The largest study so far about the genetic makeup of parasitic worms has found hundreds of new indications of attacking the human body, avoiding the immune system and causing disease.

The results indicate potential de-rheumation treatments to counter some of the most valuable tropical diseases – including rectal blindness, schistosomiasis, and hip disease – affecting around 1 billion people worldwide.

"Parasitic worms are some of our oldest enemies and have evolved for millions of years to be expert manipulators of the human immune system," said Macedonian Mitreva from the McDonnell Genome University of Washington University that led colleagues from the British Vellcome Sanger Institute and Edinburgh University .

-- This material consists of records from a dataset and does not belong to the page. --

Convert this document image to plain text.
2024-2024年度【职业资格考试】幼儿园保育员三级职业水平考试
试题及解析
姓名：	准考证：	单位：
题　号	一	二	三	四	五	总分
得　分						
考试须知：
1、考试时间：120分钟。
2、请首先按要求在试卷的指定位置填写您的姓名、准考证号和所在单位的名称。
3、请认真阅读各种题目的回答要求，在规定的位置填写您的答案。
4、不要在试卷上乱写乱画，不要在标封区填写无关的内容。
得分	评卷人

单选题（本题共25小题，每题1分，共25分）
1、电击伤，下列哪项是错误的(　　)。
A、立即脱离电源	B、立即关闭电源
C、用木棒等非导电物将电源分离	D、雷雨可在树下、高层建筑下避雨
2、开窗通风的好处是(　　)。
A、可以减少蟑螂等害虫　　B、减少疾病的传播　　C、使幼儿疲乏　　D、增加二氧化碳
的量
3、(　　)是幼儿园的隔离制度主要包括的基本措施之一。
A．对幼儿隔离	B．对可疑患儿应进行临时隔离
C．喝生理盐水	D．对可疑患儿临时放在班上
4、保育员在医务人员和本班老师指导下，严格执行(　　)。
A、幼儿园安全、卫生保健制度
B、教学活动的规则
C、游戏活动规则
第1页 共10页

She said that the results of this study will lead to deeper knowledge of biology of parasites and a better understanding of how the human immune system can be used or controlled.

Parasitic worm infections can last for many years and can cause severe pain, physical defects, retarded development in children, and a social stigma associated with deformity.

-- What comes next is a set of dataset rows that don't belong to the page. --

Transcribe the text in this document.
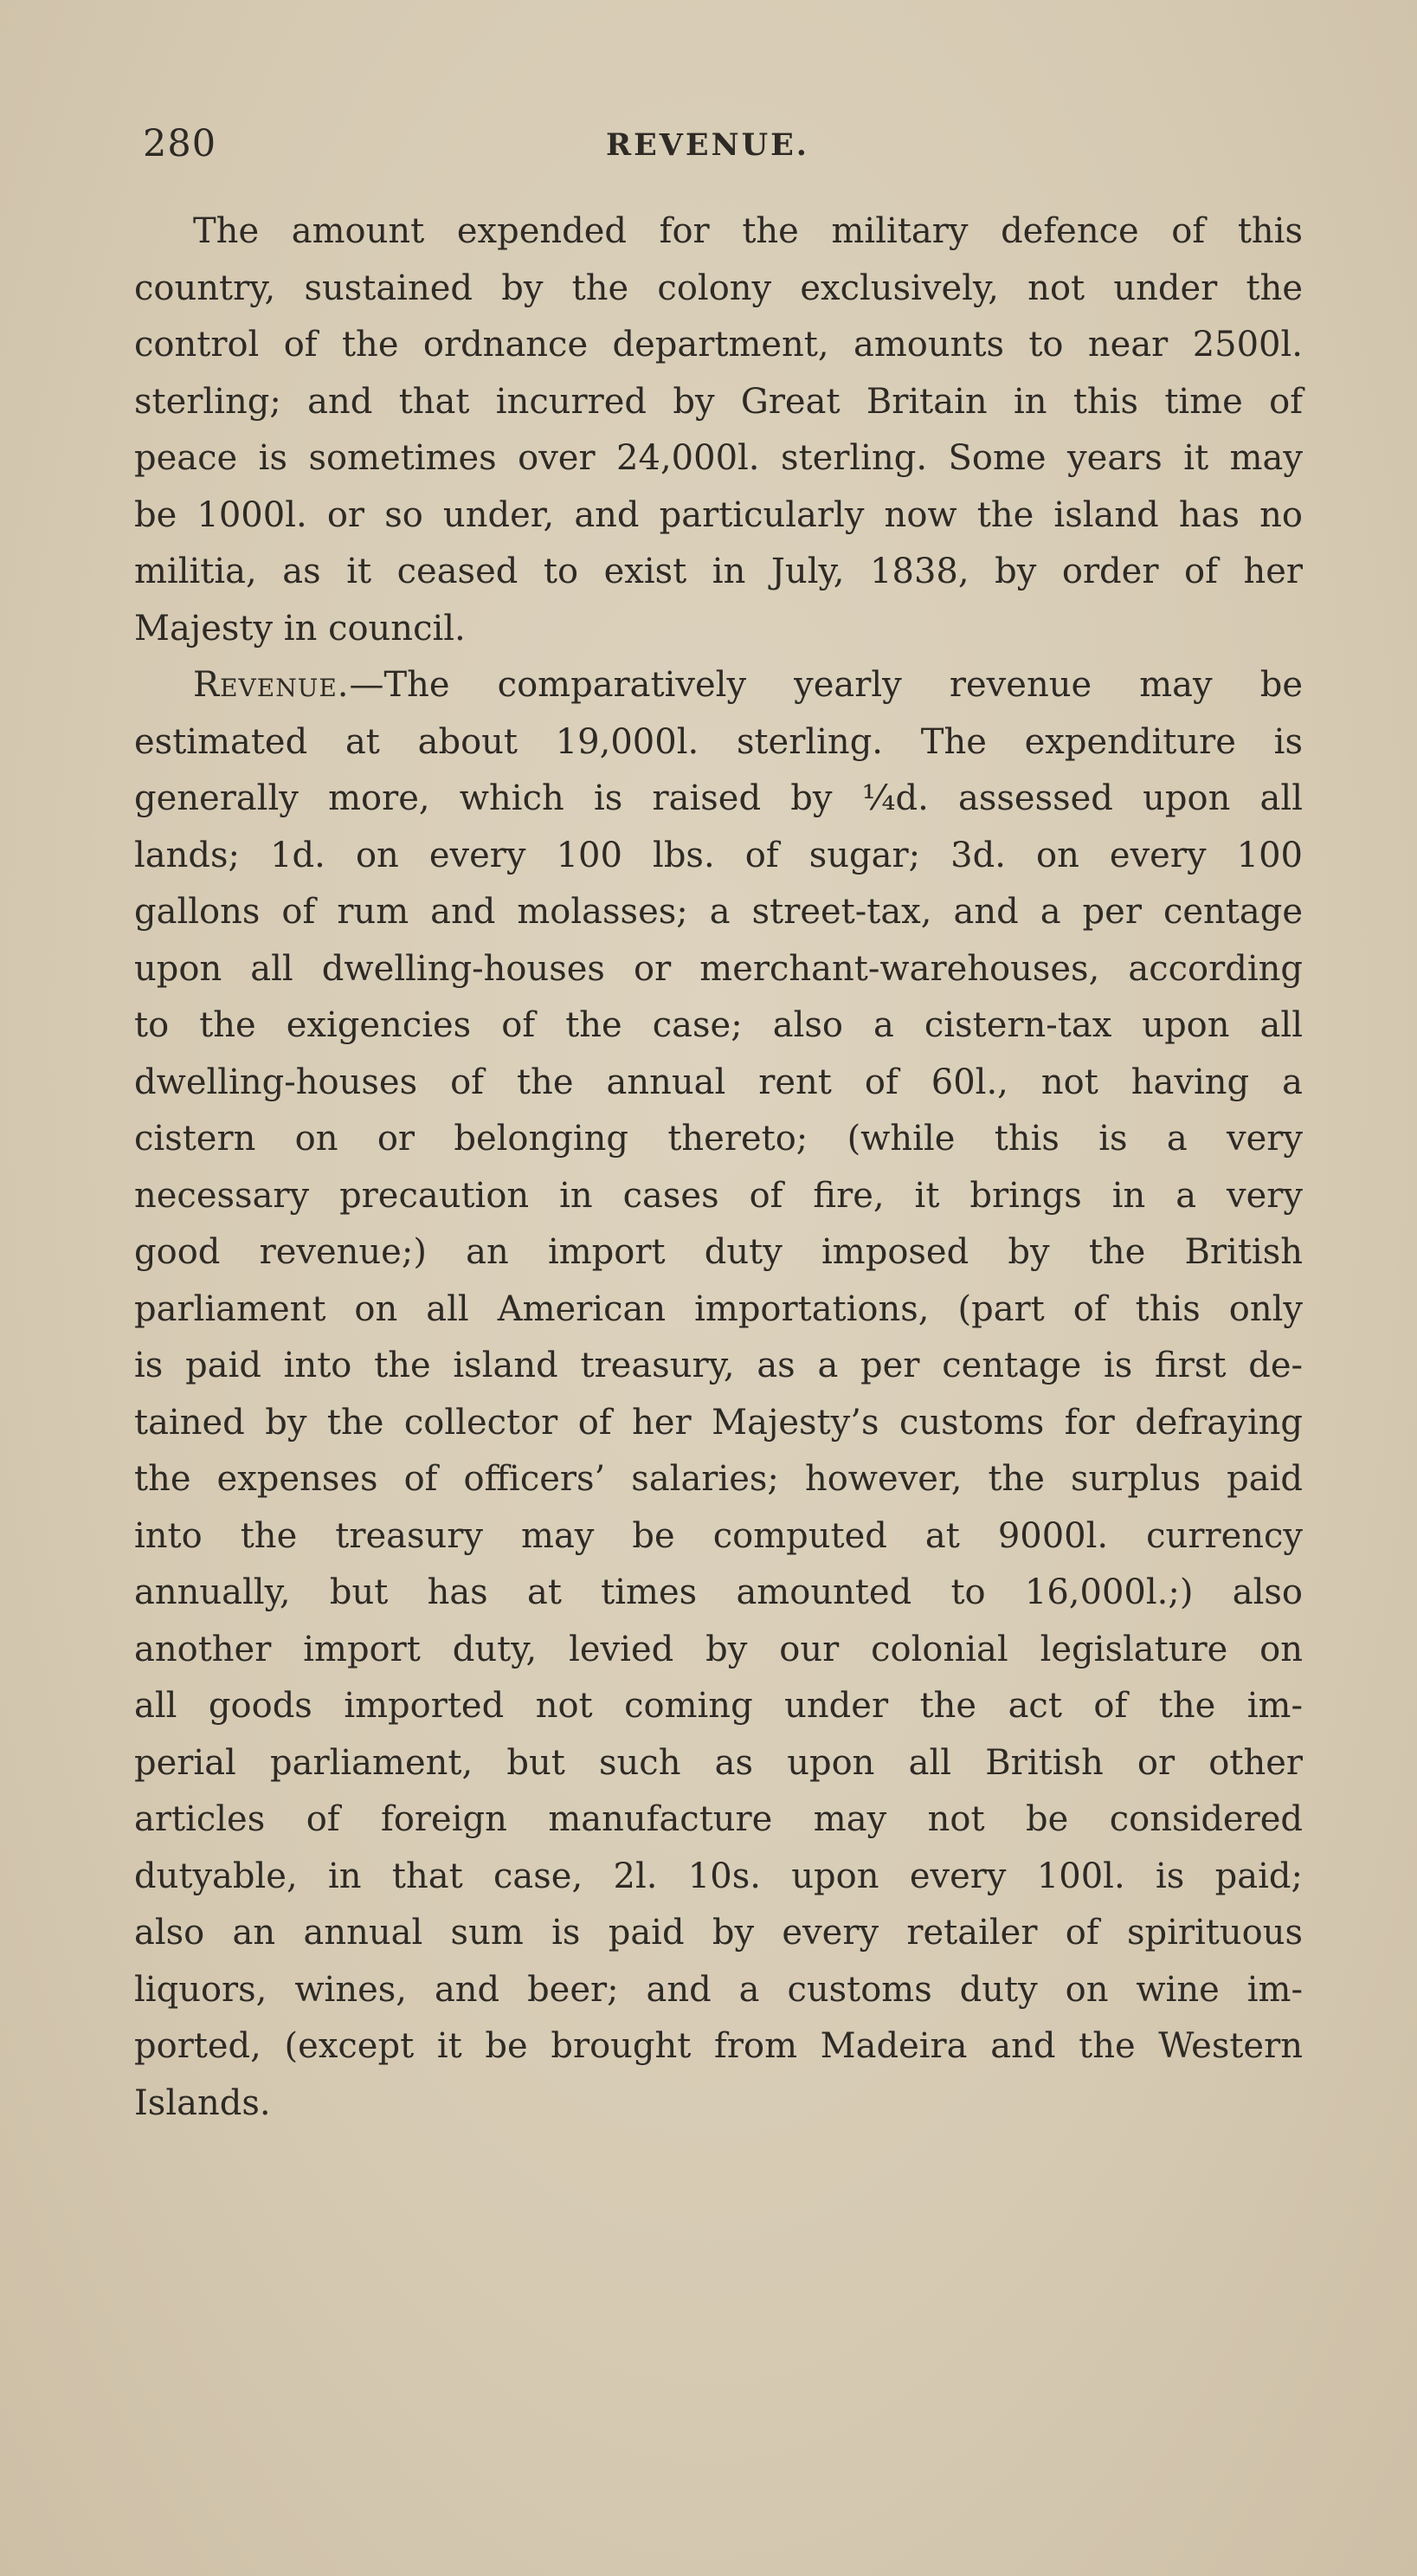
280	REVENUE.
The amount expended for the military defence of this
country, sustained by the colony exclusively, not under the
control of the ordnance department, amounts to near 2500l.
sterling; and that incurred by Great Britain in this time of
peace is sometimes over 24,000l. sterling. Some years it may
be 1000l. or so under, and particularly now the island has no
militia, as it ceased to exist in July, 1838, by order of her
Majesty in council.
Revenue.—The comparatively yearly revenue may be
estimated at about 19,000l. sterling. The expenditure is
generally more, which is raised by ¼d. assessed upon all
lands; 1d. on every 100 lbs. of sugar; 3d. on every 100
gallons of rum and molasses; a street-tax, and a per centage
upon all dwelling-houses or merchant-warehouses, according
to the exigencies of the case; also a cistern-tax upon all
dwelling-houses of the annual rent of 60l., not having a
cistern on or belonging thereto; (while this is a very
necessary precaution in cases of fire, it brings in a very
good revenue;) an import duty imposed by the British
parliament on all American importations, (part of this only
is paid into the island treasury, as a per centage is first de-
tained by the collector of her Majesty’s customs for defraying
the expenses of officers’ salaries; however, the surplus paid
into the treasury may be computed at 9000l. currency
annually, but has at times amounted to 16,000l.;) also
another import duty, levied by our colonial legislature on
all goods imported not coming under the act of the im-
perial parliament, but such as upon all British or other
articles of foreign manufacture may not be considered
dutyable, in that case, 2l. 10s. upon every 100l. is paid;
also an annual sum is paid by every retailer of spirituous
liquors, wines, and beer; and a customs duty on wine im-
ported, (except it be brought from Madeira and the Western
Islands.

Current drugs to fight them – including drugs produced by Sanofi, GSK and Johnson & Johnson – can be moderately effective and often donated by drug manufacturers or sold at reduced prices to those who need it. But the range of drugs to treat worm infections is still limited.

In order to try to improve the potential drugs for drugs and to understand how worms are attacking and living in humans and other animals, the research team compares the genomes of 81 types of black and black worms, including 45 that never before had their own genome.

The analysis revealed nearly one million new genes that were previously not visible, which belonged to thousands of new gene families and identified many new potential drugs and drugs goals.

"We have focused our search on existing drugs for human illness," said Avril Coghlan of the Sanger Institute Institute, who worked on the team. She said this provided a quick way to "determine existing drugs that could be repaired for devorming."

The findings of the study were published on Monday in the journal Natural genetics.